Ils sont trois. Ils sillonnent les rues du village. On n’entend qu’eux. Faut dire qu’ils y mettent du leur : un diato (ça, ça n’a rien d’étonnant), une grosse caisse (ça, ça l’est plus), un sax baryton -ça, ça l’est encore plus. Vous n’en avez jamais vu ? Ca vaut le coup d’œil : c’est énorme. D’ailleurs, leur musique est énorme : la percu tambourine à fond, le sax explose, brillant, puissant, et on entend, mais oui mais oui, le diato se déchaîner. En animation de rue, drôle, brillant, bruyant, vif et créatif. Un rythme d’enfer.

Ils s’appellent Tribal Jâze. Je vous les recommande.

Trop fort !Le soir, je les retrouve en bal. Avec un rythme pareil, ça va être super pour danser.
Présentation drôle. Premier morceau.
Euh…
Un mælstrom. Un tremblement de terre force 10. L’écroulement de la Baliverna. Dix Concorde décollent ensemble de Roissy et je suis juste en dessous en bout de piste. Xynthia, à côté, c’est de la rigolade. Les baffles déversent sur le parquet un tsunami, une éruption, une marée noire. J’essaye de danser, je ne sais même plus avec qui. J’essaye de tenir, de résister, de me raccrocher à la virtuosité du sax, aux fioritures du diato, parce qu’ils sont bons, fichtrement bons. Peine perdue : ils ne sont plus seuls ! Monstrueux boucan, Atlas et Axis vibrent, les molaires grincent, crampe d’estomac montante, la migraine se prépare. Un seul salut : la fuite.
Je reflue, nous refluons au bout du parquet. Dansons encore un peu, un tout petit peu. Fuyons encore. Sortons du parquet, traversons la pelouse, loin, encore plus loin. Montons les degrés du théâtre de verdure. Là, en haut, tout en haut, à deux cents mètres des baffles…ouououf. Admirable place. Chaleur d’une nuit d’août, parfums d’herbe chaude, et la brillante, l’étonnante, la superbe musique de Tribal Jâze, en concert.
Pour le bal, par contre…Il y a des courageux, des irréductibles, qui dansent, là, en bas, dans le maelstrom.

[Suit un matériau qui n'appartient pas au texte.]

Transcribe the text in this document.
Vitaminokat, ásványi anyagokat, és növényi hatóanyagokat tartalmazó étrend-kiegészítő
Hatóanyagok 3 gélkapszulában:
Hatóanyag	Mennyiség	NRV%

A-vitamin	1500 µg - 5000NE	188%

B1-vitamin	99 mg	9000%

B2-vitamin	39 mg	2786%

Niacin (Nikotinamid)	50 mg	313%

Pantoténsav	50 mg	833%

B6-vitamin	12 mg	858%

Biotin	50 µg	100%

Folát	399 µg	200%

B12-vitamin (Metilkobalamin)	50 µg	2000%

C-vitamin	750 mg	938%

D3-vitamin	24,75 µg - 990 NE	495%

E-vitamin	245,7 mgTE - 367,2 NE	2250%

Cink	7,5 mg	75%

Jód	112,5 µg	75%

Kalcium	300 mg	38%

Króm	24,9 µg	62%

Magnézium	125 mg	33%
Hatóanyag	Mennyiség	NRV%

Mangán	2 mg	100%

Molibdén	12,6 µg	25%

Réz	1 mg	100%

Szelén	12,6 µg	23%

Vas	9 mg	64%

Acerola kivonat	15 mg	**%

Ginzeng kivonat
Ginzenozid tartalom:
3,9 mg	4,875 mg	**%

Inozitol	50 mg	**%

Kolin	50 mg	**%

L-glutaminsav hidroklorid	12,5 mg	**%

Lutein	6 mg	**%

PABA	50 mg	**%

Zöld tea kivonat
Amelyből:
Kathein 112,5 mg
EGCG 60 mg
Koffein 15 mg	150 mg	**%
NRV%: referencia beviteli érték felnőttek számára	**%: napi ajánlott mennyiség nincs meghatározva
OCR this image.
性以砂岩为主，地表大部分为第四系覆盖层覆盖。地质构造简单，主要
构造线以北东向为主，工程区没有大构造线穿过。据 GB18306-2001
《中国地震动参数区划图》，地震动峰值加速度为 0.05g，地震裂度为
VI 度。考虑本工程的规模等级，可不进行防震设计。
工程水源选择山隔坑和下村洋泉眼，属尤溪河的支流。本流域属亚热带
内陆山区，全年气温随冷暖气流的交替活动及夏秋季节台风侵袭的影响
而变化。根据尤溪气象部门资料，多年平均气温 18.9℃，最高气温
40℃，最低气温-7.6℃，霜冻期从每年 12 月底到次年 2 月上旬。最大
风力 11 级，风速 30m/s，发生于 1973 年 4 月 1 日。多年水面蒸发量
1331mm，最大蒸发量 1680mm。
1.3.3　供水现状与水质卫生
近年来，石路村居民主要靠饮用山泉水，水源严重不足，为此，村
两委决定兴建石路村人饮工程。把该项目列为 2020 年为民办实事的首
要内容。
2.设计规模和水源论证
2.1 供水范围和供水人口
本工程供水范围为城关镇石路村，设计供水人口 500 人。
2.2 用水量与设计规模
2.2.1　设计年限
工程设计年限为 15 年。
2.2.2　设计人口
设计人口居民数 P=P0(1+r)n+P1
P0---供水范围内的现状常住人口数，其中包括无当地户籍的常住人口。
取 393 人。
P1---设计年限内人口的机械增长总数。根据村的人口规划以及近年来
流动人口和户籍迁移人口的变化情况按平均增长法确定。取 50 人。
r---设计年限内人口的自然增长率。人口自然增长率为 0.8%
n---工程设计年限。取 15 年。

Comment font-ils ? Sont-ils sourds ? Et, devant ses claviers, la silhouette noire du sonorisateur…Comment fait-il ? Et soudain, je crois comprendre : oui, il est sourd ! A force d’en prendre plein les feuilles, il est sourd, alors il en remet, alors il est encore plus sourd, alors…
Et les musiciens, au fait ? Ils supportent ? Leurs retours sont peut-être bien réglés ? Mais non, voilà qu’eux aussi demandent « un peu moins fort » !

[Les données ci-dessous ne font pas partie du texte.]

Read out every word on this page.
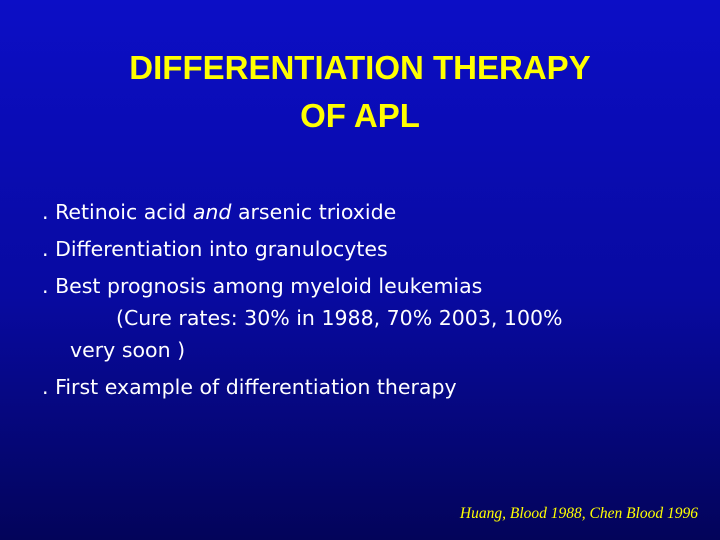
DIFFERENTIATION THERAPY
OF APL
. Retinoic acid and arsenic trioxide
. Differentiation into granulocytes
. Best prognosis among myeloid leukemias
(Cure rates: 30% in 1988, 70% 2003, 100%
very soon )
. First example of differentiation therapy

Huang, Blood 1988, Chen Blood 1996
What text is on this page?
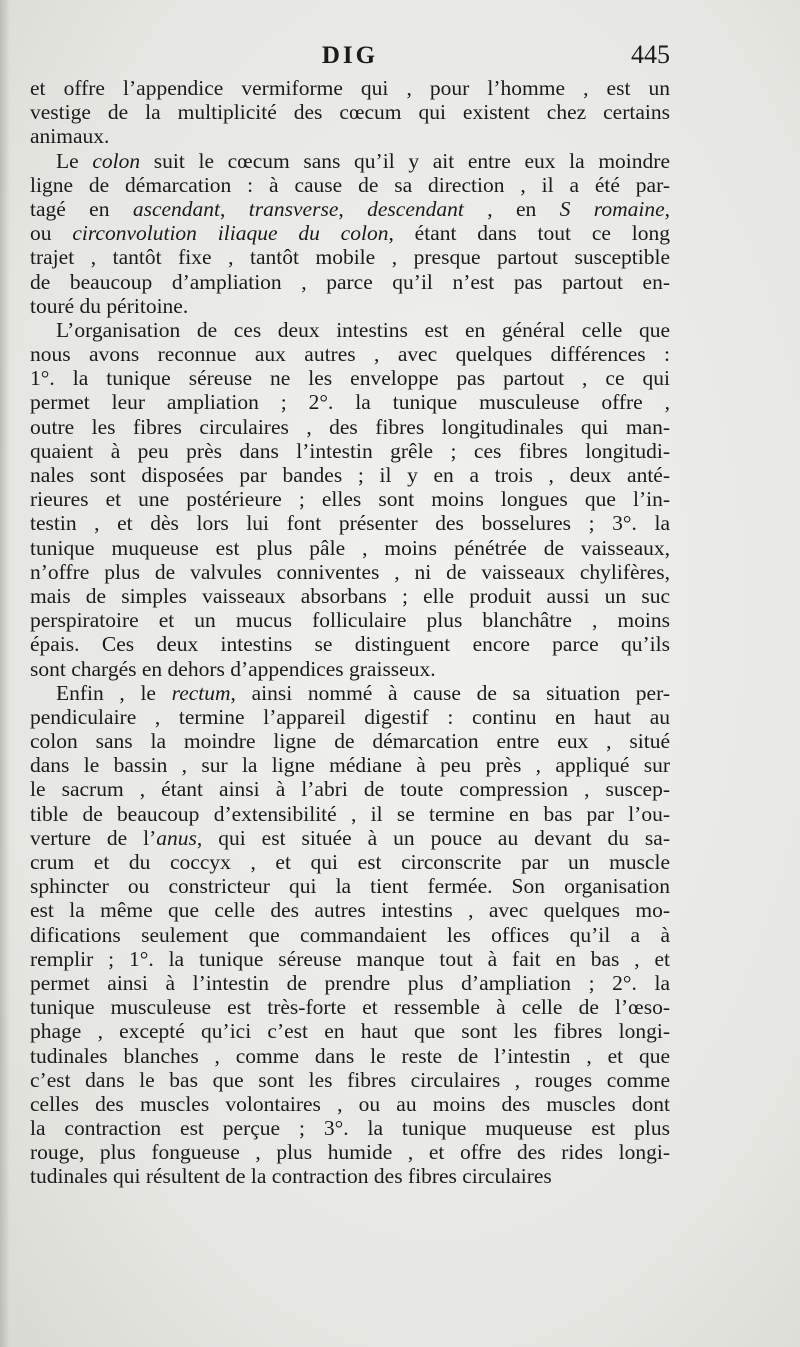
DIG	445
et offre l’appendice vermiforme qui , pour l’homme , est un
vestige de la multiplicité des cœcum qui existent chez certains
animaux.
Le colon suit le cœcum sans qu’il y ait entre eux la moindre
ligne de démarcation : à cause de sa direction , il a été par-
tagé en ascendant, transverse, descendant , en S romaine,
ou circonvolution iliaque du colon, étant dans tout ce long
trajet , tantôt fixe , tantôt mobile , presque partout susceptible
de beaucoup d’ampliation , parce qu’il n’est pas partout en-
touré du péritoine.
L’organisation de ces deux intestins est en général celle que
nous avons reconnue aux autres , avec quelques différences :
1°. la tunique séreuse ne les enveloppe pas partout , ce qui
permet leur ampliation ; 2°. la tunique musculeuse offre ,
outre les fibres circulaires , des fibres longitudinales qui man-
quaient à peu près dans l’intestin grêle ; ces fibres longitudi-
nales sont disposées par bandes ; il y en a trois , deux anté-
rieures et une postérieure ; elles sont moins longues que l’in-
testin , et dès lors lui font présenter des bosselures ; 3°. la
tunique muqueuse est plus pâle , moins pénétrée de vaisseaux,
n’offre plus de valvules conniventes , ni de vaisseaux chylifères,
mais de simples vaisseaux absorbans ; elle produit aussi un suc
perspiratoire et un mucus folliculaire plus blanchâtre , moins
épais. Ces deux intestins se distinguent encore parce qu’ils
sont chargés en dehors d’appendices graisseux.
Enfin , le rectum, ainsi nommé à cause de sa situation per-
pendiculaire , termine l’appareil digestif : continu en haut au
colon sans la moindre ligne de démarcation entre eux , situé
dans le bassin , sur la ligne médiane à peu près , appliqué sur
le sacrum , étant ainsi à l’abri de toute compression , suscep-
tible de beaucoup d’extensibilité , il se termine en bas par l’ou-
verture de l’anus, qui est située à un pouce au devant du sa-
crum et du coccyx , et qui est circonscrite par un muscle
sphincter ou constricteur qui la tient fermée. Son organisation
est la même que celle des autres intestins , avec quelques mo-
difications seulement que commandaient les offices qu’il a à
remplir ; 1°. la tunique séreuse manque tout à fait en bas , et
permet ainsi à l’intestin de prendre plus d’ampliation ; 2°. la
tunique musculeuse est très-forte et ressemble à celle de l’œso-
phage , excepté qu’ici c’est en haut que sont les fibres longi-
tudinales blanches , comme dans le reste de l’intestin , et que
c’est dans le bas que sont les fibres circulaires , rouges comme
celles des muscles volontaires , ou au moins des muscles dont
la contraction est perçue ; 3°. la tunique muqueuse est plus
rouge, plus fongueuse , plus humide , et offre des rides longi-
tudinales qui résultent de la contraction des fibres circulaires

Pitié ! Plus ! Un rêve : danser, en écoutant une musique juste assez forte pour ne pas m’empêcher de parler à mi-voix avec mes partenaires…Eh bien, c’est pas avec Tribal Jâze ainsi sonorisé que je l’aurai.
Ça allait qu’on était au moi d’août, que le parquet était ouvert de tous côtés…mais en décembre ? Venir au bal folk avec les bouchons d’oreilles ? Le casque anti-bruit ? Ou alors, un nouveau concept : le Drive-In-Concert. Tu t’installes dans les sièges confortables de ta confortable voiture, au bout, tout au bout du parking, avec ton jus de fruits préféré, ou même un grog, en décembre. Et tu règles le son et la stéréo en montant ou baissant les vitres.
Pour le Drive-in-bal, par contre, il va y avoir des problèmes, surtout pour la valse, ou le galop nantais. Un trente-huit tonnes, peut-être ?

Assez ! Assez des sonorisateurs sourds. Car, le pire, c’est que je l’ai dit en rigolant…et qu’un directeur de salle me l’a confirmé très sérieusement : oui, ils sont tous sourds !

Je note : prochain cadeau de Noël à demander : un trente-huit tonnes.